I have att fiber here on the nw side and it's pretty damn sweet. 1gbps up AND down. I just have to keep dodging bullets, tripping over dead bodies and putting up with a bunch of snowflake libs to have it.
ive been making jokes about 'fiber to the desktop' since 1996. funny we still are not quite there are we. so close!
in my experience, the faster the pipe, the less inspection. its a cost thing.. when we were paying 500$/moonth for a 64k pipe (yeah thats right), you bet your ass we're going to sit on people doin illegal/hogging shit. every bit was expensive. when we updated to 1.54mbps t1 things got slightly more lax, but still, usage mattered, hence DPI, packet shaping and the like. when broadband came people just stopped paying attention.
There's no realistic scenario where the fiber for the street comes to your desktop. Some homelabs have fiber from the street to a switch/router, then more fiber from there to the desktop.
My father just had the electricians pull in Cat 7 Ethernet at a friends place, but they used Cat 6 terminators.

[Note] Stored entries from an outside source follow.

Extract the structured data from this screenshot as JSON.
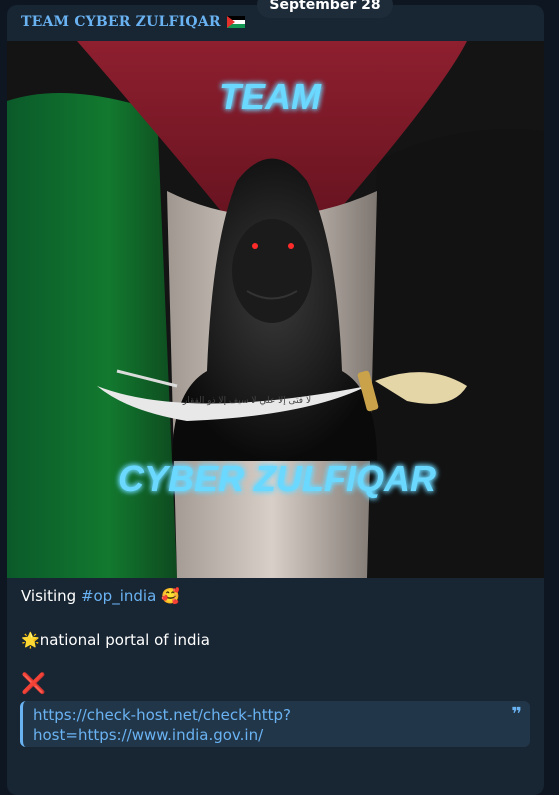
{
  "date_label": "September 28",
  "channel": {
    "name": "TEAM CYBER ZULFIQAR"
  },
  "image": {
    "top_text": "TEAM",
    "bottom_text": "CYBER ZULFIQAR",
    "sword_inscription": "لا فتى إلا علي لا سيف إلا ذو الفقار"
  },
  "message": {
    "line1_prefix": "Visiting ",
    "hashtag": "#op_india",
    "line1_emoji": "🥰",
    "line2_emoji": "🌟",
    "line2_text": "national portal of india",
    "status_emoji": "❌",
    "quote_link": "https://check-host.net/check-http?host=https://www.india.gov.in/",
    "quote_line1": "https://check-host.net/check-http?",
    "quote_line2": "host=https://www.india.gov.in/",
    "quote_icon": "❞"
  },
  "colors": {
    "link": "#6ab3f3",
    "bubble": "#182533",
    "background": "#0e1621",
    "error": "#e53935",
    "neon_blue": "#3ec8ff"
  }
}
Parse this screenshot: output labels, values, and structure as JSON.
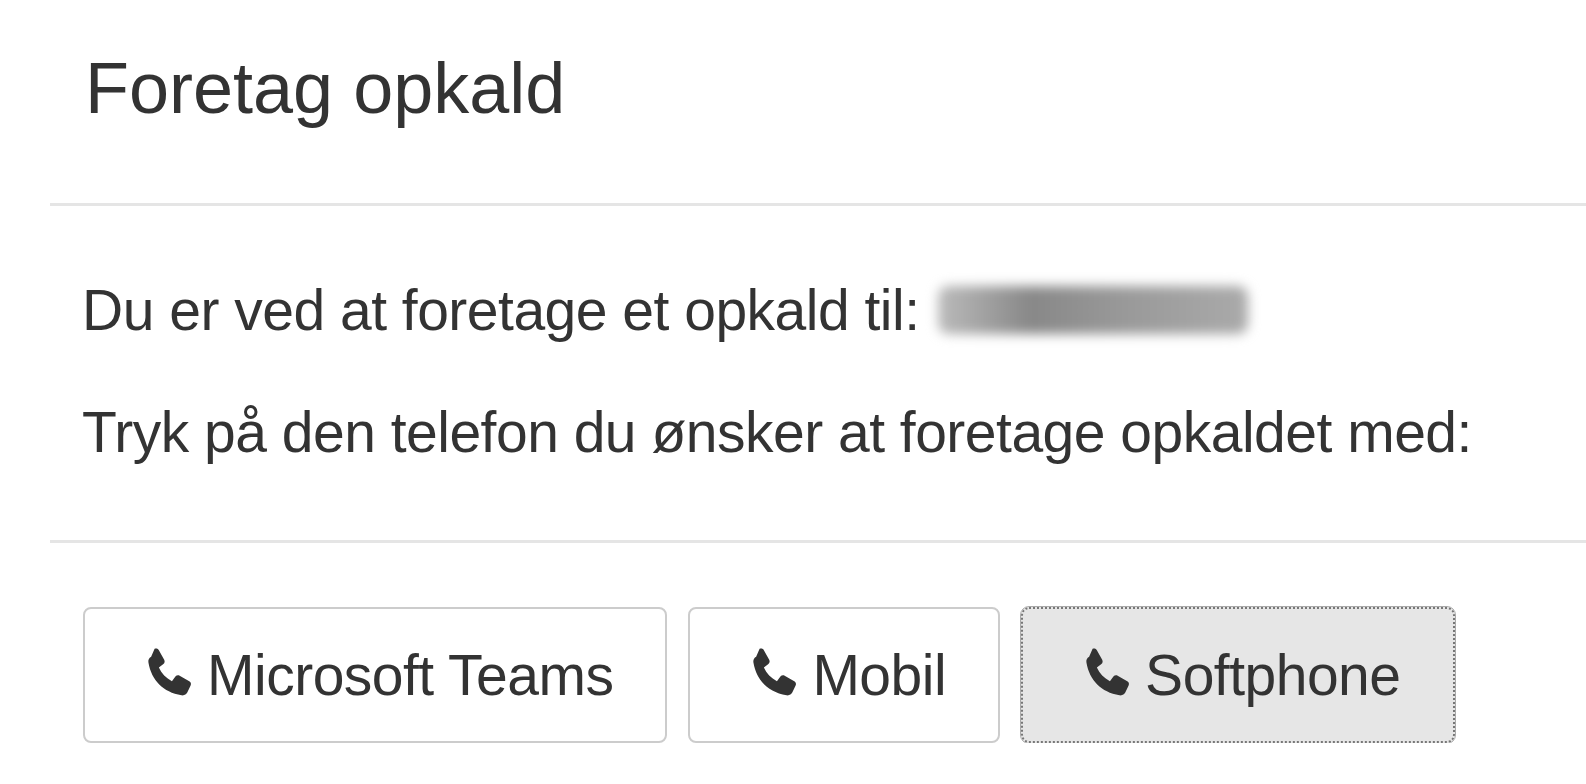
{
  "dialog": {
    "title": "Foretag opkald",
    "messages": [
      {
        "text": "Du er ved at foretage et opkald til:",
        "redacted_value": true
      },
      {
        "text": "Tryk på den telefon du ønsker at foretage opkaldet med:",
        "redacted_value": false
      }
    ],
    "buttons": [
      {
        "label": "Microsoft Teams",
        "selected": false
      },
      {
        "label": "Mobil",
        "selected": false
      },
      {
        "label": "Softphone",
        "selected": true
      }
    ]
  }
}
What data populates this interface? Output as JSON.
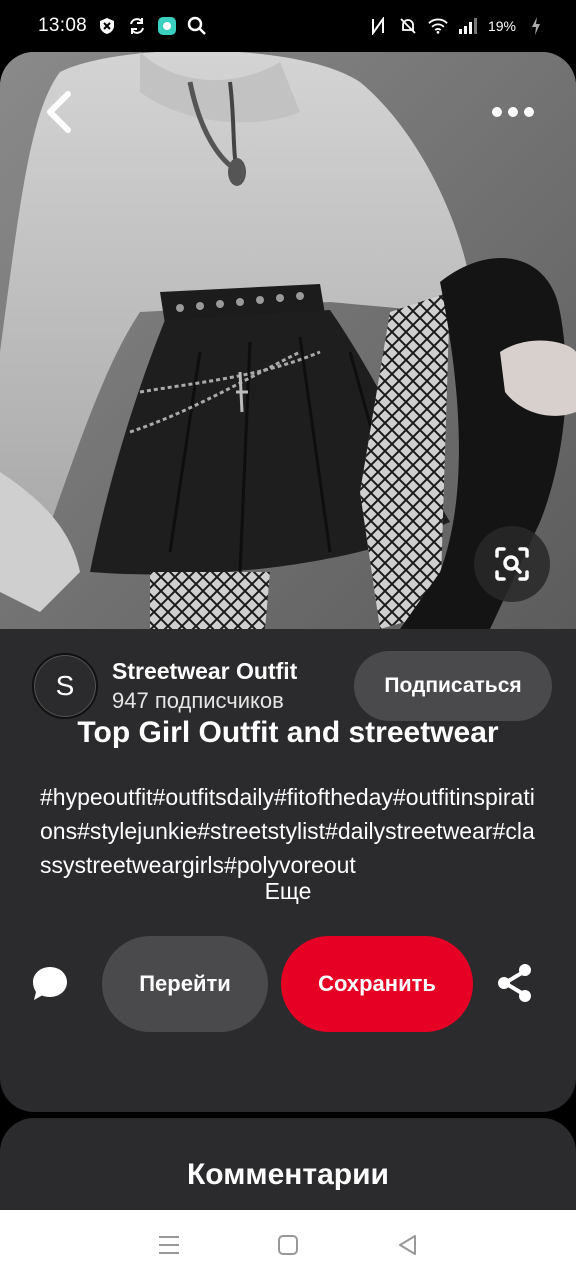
{
  "status_bar": {
    "time": "13:08",
    "battery": "19%",
    "left_icons": [
      "shield-icon",
      "sync-icon",
      "app-icon",
      "search-icon"
    ],
    "right_icons": [
      "nfc-icon",
      "mute-icon",
      "wifi-icon",
      "signal-icon",
      "battery-icon"
    ]
  },
  "pin": {
    "image_description_icon": "photo",
    "creator": {
      "avatar_letter": "S",
      "name": "Streetwear Outfit",
      "followers": "947 подписчиков",
      "follow_label": "Подписаться"
    },
    "title": "Top Girl Outfit and streetwear",
    "description": "#hypeoutfit#outfitsdaily#fitoftheday#outfitinspirations#stylejunkie#streetstylist#dailystreetwear#classystreetweargirls#polyvoreout",
    "more_label": "Еще",
    "actions": {
      "visit_label": "Перейти",
      "save_label": "Сохранить"
    }
  },
  "comments": {
    "title": "Комментарии"
  },
  "colors": {
    "accent": "#e60023",
    "card_bg": "#2b2a2c",
    "button_bg": "#4a494c"
  }
}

After that fiasco we were also discussing if it woulnd't have been simpler to have them pull fiber and use media converters plus a switch with some SFP+ and SFP slots.
You poor Americans :( In Europe I can get 1Gbps for around 25 Euro/month from a local (they only operate in my town) ISP. Each town has one or two of them. On top of that you have the big ones like Orange. I could choose from probably 10 different providers. New buildings just come with fiber preinstalled. Just plug in the router and enjoy.
Municipal fibre is the only good ISP I've ever had. Communities around Colorado are rolling it out. I pay like $70/mo for 1gb/s, consistently get 300-600mb/s download speeds, haven't had any downtime in a year, and zero piracy warnings using public trackers without a VPN.
We are going to build a national fiber network -> we built a mixed technology network -> people are not happy with the 30y old coaxial networks we bought and told them was fiber
I have a residential 25Gbit/s connection and although I only use 15 gbit of it for my server it is really a godsend for torrenting, hosting and running several relays and nodes for different networks.
Fiber internet multiplied my connection speeds by six for about the same price I was paying, and this is before wired connections. This is a hell yeah from me.
I had gig up / gig down fiber at a previous house.. it was amazing.. never went down always has bandwidth no matter what I was doing or who was streaming. I (used to) do a lot of uploading to users for media and I never had a hiccup.
Get it.. and get the fastest you can afford. You'll love it.
Also no they won't be paying attention anymore than a standard isp. Tho.. if you're.worried about it.. just get a decent VPN.
The best model in my opinion is if a municipality lays the fiber, then opens the infrastructure up for renting under FRAND terms to all ISPs. When I say infrastructure here, I mean both the fibers and the associated rack space on the other end of the fibers, including power and cooling.
Regarding the specific questions in your post body; I think you should be fine, because a smaller ISP is not as much of a target for intellectual property enforcement, and they probably won't have a big compliance team like the big ISPs can afford.
Am I mistaken, or did you want to say 50mbps and 10mbps?
50gbps seems way above what a wireless network can do.
For a vpn, your connection through wireless or fiber is exactly the same. The city only provides the fiber infrastructure. When you get Internet, it's through a provider which will use their equipments and main network (they link their network to the city infrastructure, using their devices. At least, it's how it works in France). Unless the provider is the city.
Tho I guess that providers do give data to the state so whatever the case, it would be the same thing.